ARE 1556474 / SP – SÃO PAULO
RECURSO EXTRAORDINÁRIO COM AGRAVO
Relator(a): Min. DIAS TOFFOLI
Julgamento: 24/06/2025
Publicação: 25/06/2025
Publicação
PROCESSO ELETRÔNICO
DJe-s/n DIVULG 24/06/2025 PUBLIC 25/06/2025
Partes
RECTE.(S) : TABATEX COMERCIO E REPRESENTACOES TEXTEIS LTDA
ADV.(A/S) : RICARDO DE OLIVEIRA CONCEIÇÃO
RECDO.(A/S) : UNIÃO
PROC.(A/S)(ES) : PROCURADOR-GERAL DA FAZENDA NACIONAL
Decisão
DECISÃO:
Vistos.
Trata-se de agravo contra decisão que inadmitiu recurso extraordinário interposto com fundamento na alínea “a” do permissivo constitucional, em face de acórdão com a seguinte ementa (e-doc. n° 84):
‘’PROCESSO CIVIL – MANDADO DE SEGURANÇA – HABILITAÇÃO ADMINISTRATIVA DE CRÉDITOS EM DECORRÊNCIA DE TÍTULO JUDICIAL COLETIVO (AUTOS Nº. 0008863-48.2008.4.03.6109) -ANULAÇÃO DA R. SENTENÇA EXTRA PETITA – JULGAMENTO DA CAUSA MADURA – ASSOCIAÇÃO COMERCIAL INDUSTRIAL DE AMERICANA (ACIA) – PECULIARIDADE DA AÇÃO COLETIVA. 1- O presente mandado de segurança foi impetrado com o objetivo de viabilizar o processamento de pedido administrativo de habilitação de créditos para compensação. A extensão dos créditos passíveis de compensação não chegou a ser analisada pela autoridade fiscal, na medida que o pedido foi indeferido por ausência de legitimidade. 2- Anulação da r. sentença “extra petita” e julgamento da causa madura, dentro dos limites do pedido inicial, nos termos do artigo 1.013, § 3º, inciso II, do Código de Processo Civil. 3- Regra geral, a impetração de mandado de mandado de segurança coletivo independe de autorização dos substituídos processuais, de sorte que é desnecessária a apresentação de relação nominal de associados na petição inicial coletiva. Essa é a orientação vinculante do Supremo Tribunal Federal: Súmula nº. 629 e Tema nº. 1.119. 4- Todavia, o presente caso concreto possui especificidade que torna inaplicável a orientação vinculante. De fato, a partir da constatação de que a Associação Comercial Industrial de Americana (ACIA) possui contornos genéricos, o Juízo da execução coletiva determinou o prosseguimento da execução apenas com relação aos filiados no momento da impetração, sendo que tal decisão foi mantida pela 6ª Turma desta Corte Regional (AI nº. 5031880-94.2023.4.03.0000). 5- Sentença “extra petita” anulada de ofício. Improcedência do pedido inicial nos termos do artigo 1.013, § 3º, inciso II, do Código de Processo Civil. Apelações e a remessa oficial, tida por interposta, prejudicadas.”

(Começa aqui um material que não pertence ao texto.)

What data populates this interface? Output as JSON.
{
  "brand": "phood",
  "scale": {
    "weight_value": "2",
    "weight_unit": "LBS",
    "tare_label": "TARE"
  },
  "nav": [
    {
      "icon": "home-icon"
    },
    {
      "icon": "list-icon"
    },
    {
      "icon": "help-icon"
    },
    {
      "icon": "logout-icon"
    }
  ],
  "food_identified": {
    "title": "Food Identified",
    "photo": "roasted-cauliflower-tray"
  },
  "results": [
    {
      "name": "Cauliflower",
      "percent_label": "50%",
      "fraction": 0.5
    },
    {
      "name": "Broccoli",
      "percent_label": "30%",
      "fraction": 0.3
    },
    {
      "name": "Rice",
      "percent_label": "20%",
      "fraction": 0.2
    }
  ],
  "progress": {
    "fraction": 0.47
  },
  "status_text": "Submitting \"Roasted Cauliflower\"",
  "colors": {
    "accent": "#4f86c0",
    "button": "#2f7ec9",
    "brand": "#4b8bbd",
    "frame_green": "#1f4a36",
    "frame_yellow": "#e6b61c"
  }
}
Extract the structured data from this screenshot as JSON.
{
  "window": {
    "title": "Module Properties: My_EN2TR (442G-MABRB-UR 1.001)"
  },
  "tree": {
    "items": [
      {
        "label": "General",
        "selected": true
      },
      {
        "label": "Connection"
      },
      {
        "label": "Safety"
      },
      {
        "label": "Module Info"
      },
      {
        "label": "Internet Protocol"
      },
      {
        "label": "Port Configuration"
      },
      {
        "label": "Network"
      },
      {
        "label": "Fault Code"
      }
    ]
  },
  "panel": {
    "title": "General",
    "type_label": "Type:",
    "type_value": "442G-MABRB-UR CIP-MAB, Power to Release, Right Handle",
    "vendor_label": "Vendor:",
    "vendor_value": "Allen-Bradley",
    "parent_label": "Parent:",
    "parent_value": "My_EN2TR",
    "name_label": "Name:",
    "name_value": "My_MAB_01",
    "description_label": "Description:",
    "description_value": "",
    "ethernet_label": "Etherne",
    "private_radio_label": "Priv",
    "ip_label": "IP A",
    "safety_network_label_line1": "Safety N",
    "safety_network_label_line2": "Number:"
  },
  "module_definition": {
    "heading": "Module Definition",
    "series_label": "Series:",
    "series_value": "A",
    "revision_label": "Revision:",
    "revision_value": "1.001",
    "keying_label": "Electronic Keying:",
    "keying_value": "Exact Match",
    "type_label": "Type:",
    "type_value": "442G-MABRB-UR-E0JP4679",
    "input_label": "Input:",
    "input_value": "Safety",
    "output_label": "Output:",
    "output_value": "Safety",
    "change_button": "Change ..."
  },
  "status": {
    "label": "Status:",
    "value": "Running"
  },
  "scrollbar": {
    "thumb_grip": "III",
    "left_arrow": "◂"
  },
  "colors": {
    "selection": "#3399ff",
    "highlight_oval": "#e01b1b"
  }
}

No recurso extraordinário (e-doc. n° 101), a parte recorrente alega violação ao artigo 5º, XXXVI, da Constituição Federal de 1988.
Aduz que, conforme consta do Estatuto Social da ACIA, fundada em 30/1/1962, dentre suas finalidades consta a defesa dos direitos e interesses das categorias empresariais compreendidas no quadro associativo, inclusive, nas esferas judiciais ou administrativas, incumbindo-lhe, portanto, representar os interesses dos associados, os quais são pessoas físicas ou jurídicas que desenvolvem atividade empresarial, não havendo que se falar em representação de categoria genérica.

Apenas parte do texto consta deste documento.